The media is given a roasting, while the Underground press puts a price on free speech

The year has started with a rash of self-examination on the part of the media. A poll by YouGov for trade publication Press Gazette found 52% of people believe 'journalism makes a positive contribution to life in Britain'.

The Guardian also ran a special report on what the great and the good in the public, private and voluntary sectors thought about journalists. The idea followed a Reuters lecture last October where writer and editor John Lloyd accused journalists of living in a 'parallel universe', detached from the real world.

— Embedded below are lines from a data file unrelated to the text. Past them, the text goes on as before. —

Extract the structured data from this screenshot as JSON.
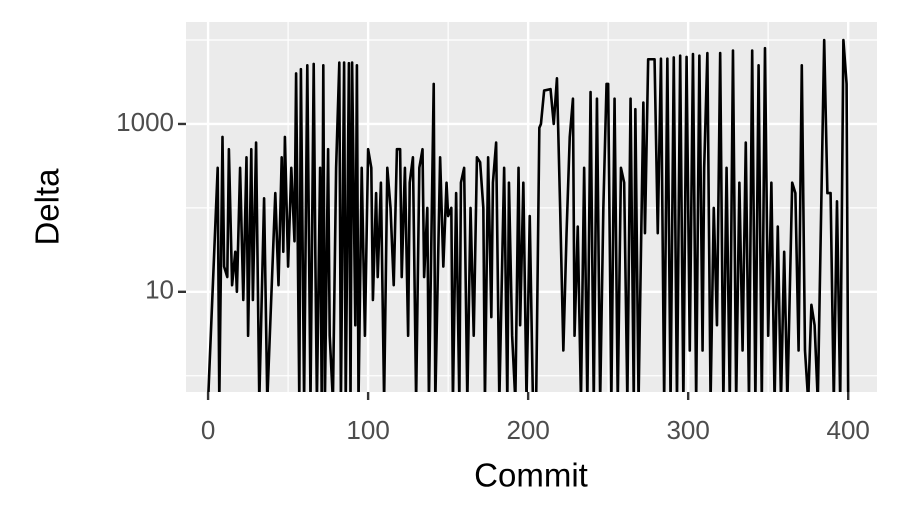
{
  "chart_data": {
    "type": "line",
    "x_label": "Commit",
    "y_label": "Delta",
    "log_y": true,
    "grid": true,
    "color": "#000000",
    "xlim": [
      -13.8,
      418
    ],
    "xticks": [
      0,
      100,
      200,
      300,
      400
    ],
    "xminorticks": [
      50,
      150,
      250,
      350
    ],
    "ylim": [
      0.64,
      16400
    ],
    "yticks": [
      10,
      1000
    ],
    "yminorticks": [
      1,
      100,
      10000
    ],
    "x": [
      0,
      6,
      7,
      9,
      10,
      12,
      13,
      15,
      17,
      18,
      20,
      22,
      24,
      25,
      27,
      28,
      30,
      32,
      35,
      37,
      42,
      44,
      46,
      47,
      48,
      50,
      52,
      54,
      55,
      57,
      58,
      60,
      62,
      64,
      66,
      67,
      68,
      70,
      71,
      72,
      73,
      75,
      76,
      78,
      80,
      82,
      83,
      85,
      86,
      88,
      89,
      90,
      92,
      93,
      94,
      96,
      98,
      100,
      102,
      103,
      105,
      106,
      108,
      110,
      112,
      114,
      116,
      118,
      120,
      121,
      123,
      125,
      126,
      128,
      130,
      132,
      134,
      135,
      137,
      138,
      141,
      142,
      145,
      147,
      149,
      150,
      152,
      153,
      155,
      157,
      158,
      160,
      162,
      164,
      166,
      168,
      170,
      172,
      173,
      175,
      177,
      178,
      180,
      182,
      185,
      187,
      188,
      190,
      192,
      194,
      195,
      197,
      199,
      201,
      203,
      205,
      207,
      208,
      210,
      214,
      216,
      218,
      220,
      222,
      224,
      226,
      228,
      229,
      231,
      233,
      235,
      237,
      239,
      241,
      243,
      245,
      247,
      249,
      250,
      252,
      254,
      256,
      258,
      260,
      262,
      264,
      266,
      267,
      269,
      272,
      273,
      275,
      279,
      281,
      283,
      285,
      287,
      289,
      291,
      293,
      295,
      297,
      299,
      301,
      303,
      305,
      307,
      309,
      310,
      312,
      314,
      316,
      318,
      320,
      322,
      324,
      326,
      328,
      330,
      332,
      334,
      336,
      338,
      340,
      342,
      344,
      346,
      348,
      350,
      352,
      354,
      356,
      358,
      360,
      362,
      365,
      367,
      369,
      371,
      373,
      375,
      377,
      379,
      381,
      385,
      387,
      389,
      391,
      393,
      395,
      397,
      399,
      400
    ],
    "values": [
      0.5,
      300,
      0.5,
      700,
      20,
      15,
      500,
      12,
      30,
      10,
      300,
      8,
      400,
      3,
      500,
      8,
      600,
      0.5,
      130,
      0.5,
      150,
      12,
      400,
      30,
      700,
      20,
      300,
      40,
      4000,
      0.5,
      4500,
      0.5,
      5000,
      0.5,
      5200,
      30,
      0.5,
      300,
      0.5,
      5000,
      0.5,
      500,
      3,
      0.5,
      300,
      5400,
      0.5,
      5400,
      0.5,
      5300,
      0.5,
      5400,
      4,
      5000,
      0.5,
      300,
      3,
      500,
      300,
      8,
      150,
      15,
      200,
      0.5,
      300,
      100,
      12,
      500,
      500,
      15,
      300,
      3,
      200,
      400,
      0.5,
      300,
      500,
      15,
      100,
      0.5,
      3000,
      0.5,
      400,
      20,
      200,
      80,
      100,
      0.5,
      150,
      0.5,
      200,
      300,
      0.5,
      100,
      3,
      400,
      350,
      100,
      0.5,
      400,
      5,
      200,
      600,
      0.5,
      300,
      0.5,
      200,
      3,
      0.5,
      300,
      4,
      200,
      0.5,
      80,
      0.5,
      0.5,
      900,
      1000,
      2500,
      2600,
      1000,
      3500,
      100,
      2,
      50,
      700,
      2000,
      3,
      60,
      0.5,
      300,
      0.5,
      2400,
      0.5,
      2000,
      0.5,
      100,
      3000,
      3000,
      0.5,
      2000,
      0.5,
      300,
      200,
      0.5,
      2000,
      0.5,
      1500,
      0.5,
      1800,
      50,
      5900,
      5900,
      50,
      6000,
      0.5,
      6000,
      0.5,
      6200,
      0.5,
      6500,
      0.5,
      6300,
      2,
      6800,
      0.5,
      6500,
      2,
      300,
      7000,
      0.5,
      100,
      4,
      7000,
      0.5,
      300,
      0.5,
      7500,
      0.5,
      200,
      2,
      600,
      0.5,
      7500,
      0.5,
      5000,
      0.5,
      8000,
      3,
      200,
      0.5,
      60,
      0.5,
      30,
      0.5,
      200,
      150,
      2,
      5000,
      2,
      0.5,
      7,
      4,
      0.5,
      10000,
      150,
      150,
      0.5,
      120,
      0.5,
      10000,
      3000,
      0.5
    ]
  }
}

This is a conclusion with which many in the public sector, bruised by encounters with the Fourth Estate, might agree. As Lucy de Groot, executive director of the Improvement & Development Agency, commented in the survey: 'The media could play a powerful role in generating public debate about the value of local democracy to influence people's lives', instead of focusing on 'stories about banning conkers and creating silly jobs'.

But the opportunity to put the boot in left many respondents in a quandary. Should they say what they really thought and risk the wrath of those in the parallel but also powerful universe? Howard Davies, former head of the Audit Commission and now director of the London School of Economics, decided to tell the truth. 'In the City,' he said, 'many pay very little attention to the press. No one says so of course, in case the reptiles exact revenge.' But ever the consummate professional, he added that 'education correspondents are a different kettle of fish. Fine, upstanding men and women - kind to animals, and invariably accurate'.

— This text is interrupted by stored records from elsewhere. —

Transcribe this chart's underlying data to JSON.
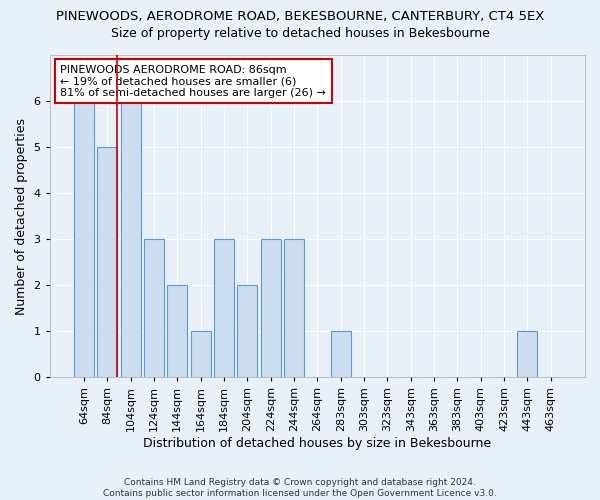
{
  "title_line1": "PINEWOODS, AERODROME ROAD, BEKESBOURNE, CANTERBURY, CT4 5EX",
  "title_line2": "Size of property relative to detached houses in Bekesbourne",
  "xlabel": "Distribution of detached houses by size in Bekesbourne",
  "ylabel": "Number of detached properties",
  "footnote": "Contains HM Land Registry data © Crown copyright and database right 2024.\nContains public sector information licensed under the Open Government Licence v3.0.",
  "categories": [
    "64sqm",
    "84sqm",
    "104sqm",
    "124sqm",
    "144sqm",
    "164sqm",
    "184sqm",
    "204sqm",
    "224sqm",
    "244sqm",
    "264sqm",
    "283sqm",
    "303sqm",
    "323sqm",
    "343sqm",
    "363sqm",
    "383sqm",
    "403sqm",
    "423sqm",
    "443sqm",
    "463sqm"
  ],
  "values": [
    6,
    5,
    6,
    3,
    2,
    1,
    3,
    2,
    3,
    3,
    0,
    1,
    0,
    0,
    0,
    0,
    0,
    0,
    0,
    1,
    0
  ],
  "bar_color": "#ccddf0",
  "bar_edge_color": "#5b9bd5",
  "subject_line_color": "#cc0000",
  "annotation_text": "PINEWOODS AERODROME ROAD: 86sqm\n← 19% of detached houses are smaller (6)\n81% of semi-detached houses are larger (26) →",
  "annotation_box_color": "#ffffff",
  "annotation_box_edge_color": "#cc0000",
  "ylim": [
    0,
    7
  ],
  "yticks": [
    0,
    1,
    2,
    3,
    4,
    5,
    6,
    7
  ],
  "background_color": "#e8f0f8",
  "plot_background_color": "#e8f0f8",
  "grid_color": "#ffffff",
  "title_fontsize": 9.5,
  "subtitle_fontsize": 9,
  "axis_label_fontsize": 9,
  "tick_fontsize": 8,
  "bar_width": 0.85
}
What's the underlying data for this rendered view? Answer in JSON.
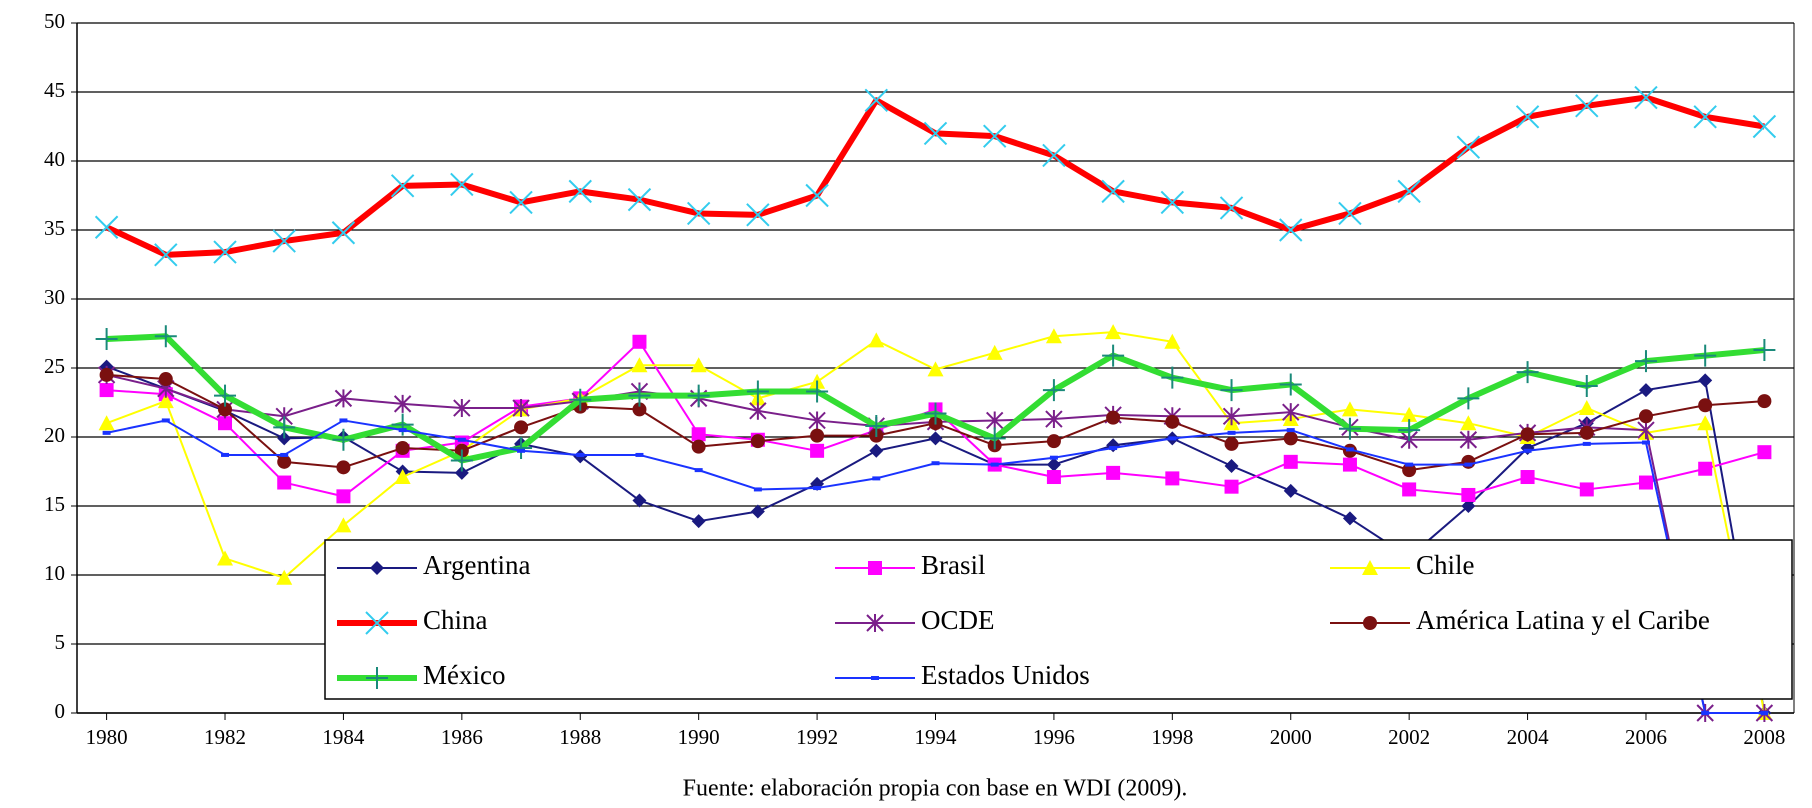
{
  "chart_data": {
    "type": "line",
    "caption": "Fuente: elaboración propia con base en WDI (2009).",
    "x": [
      1980,
      1981,
      1982,
      1983,
      1984,
      1985,
      1986,
      1987,
      1988,
      1989,
      1990,
      1991,
      1992,
      1993,
      1994,
      1995,
      1996,
      1997,
      1998,
      1999,
      2000,
      2001,
      2002,
      2003,
      2004,
      2005,
      2006,
      2007,
      2008
    ],
    "xlim": [
      1979.5,
      2008.5
    ],
    "xticks": [
      1980,
      1982,
      1984,
      1986,
      1988,
      1990,
      1992,
      1994,
      1996,
      1998,
      2000,
      2002,
      2004,
      2006,
      2008
    ],
    "ylim": [
      0,
      50
    ],
    "yticks": [
      0,
      5,
      10,
      15,
      20,
      25,
      30,
      35,
      40,
      45,
      50
    ],
    "grid": true,
    "legend": "bottom-right",
    "series": [
      {
        "name": "Argentina",
        "color": "#1a1a80",
        "marker": "diamond",
        "values": [
          25.1,
          23.5,
          21.9,
          19.9,
          20.0,
          17.5,
          17.4,
          19.5,
          18.6,
          15.4,
          13.9,
          14.6,
          16.6,
          19.0,
          19.9,
          18.0,
          18.0,
          19.4,
          19.9,
          17.9,
          16.1,
          14.1,
          11.3,
          15.0,
          19.2,
          21.0,
          23.4,
          24.1,
          0
        ]
      },
      {
        "name": "Brasil",
        "color": "#ff00ff",
        "marker": "square",
        "values": [
          23.4,
          23.1,
          21.0,
          16.7,
          15.7,
          19.0,
          19.6,
          22.2,
          22.8,
          26.9,
          20.2,
          19.8,
          19.0,
          20.5,
          22.0,
          18.0,
          17.1,
          17.4,
          17.0,
          16.4,
          18.2,
          18.0,
          16.2,
          15.8,
          17.1,
          16.2,
          16.7,
          17.7,
          18.9
        ]
      },
      {
        "name": "Chile",
        "color": "#ffff00",
        "marker": "triangle",
        "values": [
          21.0,
          22.6,
          11.2,
          9.8,
          13.6,
          17.1,
          19.0,
          22.0,
          22.8,
          25.2,
          25.2,
          22.8,
          24.0,
          27.0,
          24.9,
          26.1,
          27.3,
          27.6,
          26.9,
          21.0,
          21.3,
          22.0,
          21.6,
          21.0,
          20.0,
          22.1,
          20.3,
          21.0,
          0
        ]
      },
      {
        "name": "China",
        "color": "#ff0000",
        "marker_color": "#33ccee",
        "marker": "x",
        "width": 6,
        "values": [
          35.2,
          33.2,
          33.4,
          34.2,
          34.8,
          38.2,
          38.3,
          37.0,
          37.8,
          37.2,
          36.2,
          36.1,
          37.5,
          44.4,
          42.0,
          41.8,
          40.4,
          37.8,
          37.0,
          36.6,
          35.0,
          36.2,
          37.8,
          41.0,
          43.2,
          44.0,
          44.6,
          43.2,
          42.5
        ]
      },
      {
        "name": "OCDE",
        "color": "#7a1f8a",
        "marker": "star",
        "values": [
          24.5,
          23.5,
          22.0,
          21.5,
          22.8,
          22.4,
          22.1,
          22.1,
          22.6,
          23.3,
          22.8,
          21.9,
          21.2,
          20.8,
          21.1,
          21.2,
          21.3,
          21.6,
          21.5,
          21.5,
          21.8,
          20.7,
          19.8,
          19.8,
          20.3,
          20.7,
          20.5,
          0,
          0
        ]
      },
      {
        "name": "América Latina y el Caribe",
        "color": "#7a1010",
        "marker": "circle",
        "values": [
          24.5,
          24.2,
          22.0,
          18.2,
          17.8,
          19.2,
          19.0,
          20.7,
          22.2,
          22.0,
          19.3,
          19.7,
          20.1,
          20.1,
          21.0,
          19.4,
          19.7,
          21.4,
          21.1,
          19.5,
          19.9,
          19.0,
          17.6,
          18.2,
          20.2,
          20.3,
          21.5,
          22.3,
          22.6
        ]
      },
      {
        "name": "México",
        "color": "#33dd33",
        "marker_color": "#1a8a7a",
        "marker": "plus",
        "width": 6,
        "values": [
          27.1,
          27.3,
          23.0,
          20.7,
          19.8,
          20.9,
          18.3,
          19.2,
          22.7,
          23.0,
          23.0,
          23.3,
          23.3,
          20.8,
          21.7,
          19.9,
          23.4,
          25.9,
          24.3,
          23.4,
          23.8,
          20.6,
          20.5,
          22.8,
          24.7,
          23.7,
          25.5,
          25.9,
          26.3
        ]
      },
      {
        "name": "Estados Unidos",
        "color": "#1a33ff",
        "marker": "dash",
        "values": [
          20.3,
          21.2,
          18.7,
          18.7,
          21.2,
          20.5,
          19.8,
          19.0,
          18.7,
          18.7,
          17.6,
          16.2,
          16.3,
          17.0,
          18.1,
          18.0,
          18.5,
          19.2,
          19.9,
          20.3,
          20.5,
          19.1,
          18.0,
          18.0,
          19.0,
          19.5,
          19.6,
          0,
          0
        ]
      }
    ]
  }
}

The Guardian also reported on London mayor Ken Livingstone's plans to take on Associated Newspapers, publisher of the London Evening Standard. Relations with that paper's editor, Veronica Wadley, are not so much frosty as arctic. On her appointment, Mr Livingstone wrote to her suggesting lunch, but Ms Wadley didn't reply. A few weeks later, her paper ran a story, never substantiated, that Mr Livingstone had been involved in a drunken brawl at a party.

Now Mr Livingstone has intervened in a dispute about the market for free papers. Associated currently has an exclusive arrangement to distribute its free Metro newspaper to passengers at London Underground stations. The deal is worth£1m a year - not exactly big money when you calculate how successful Metro has been in attracting advertisers to its lucrative young readership.

Express Newspapers publisher Richard Desmond is now challenging the Standard's monopoly via the Office of Fair Trading and the mayor has entered the fray, according to The Guardian, to engineer a lucrative auction for a contract to distribute a free afternoon paper. If successful, the proceeds will be invested in the capital's transport system. Revenge is a dish best served cold.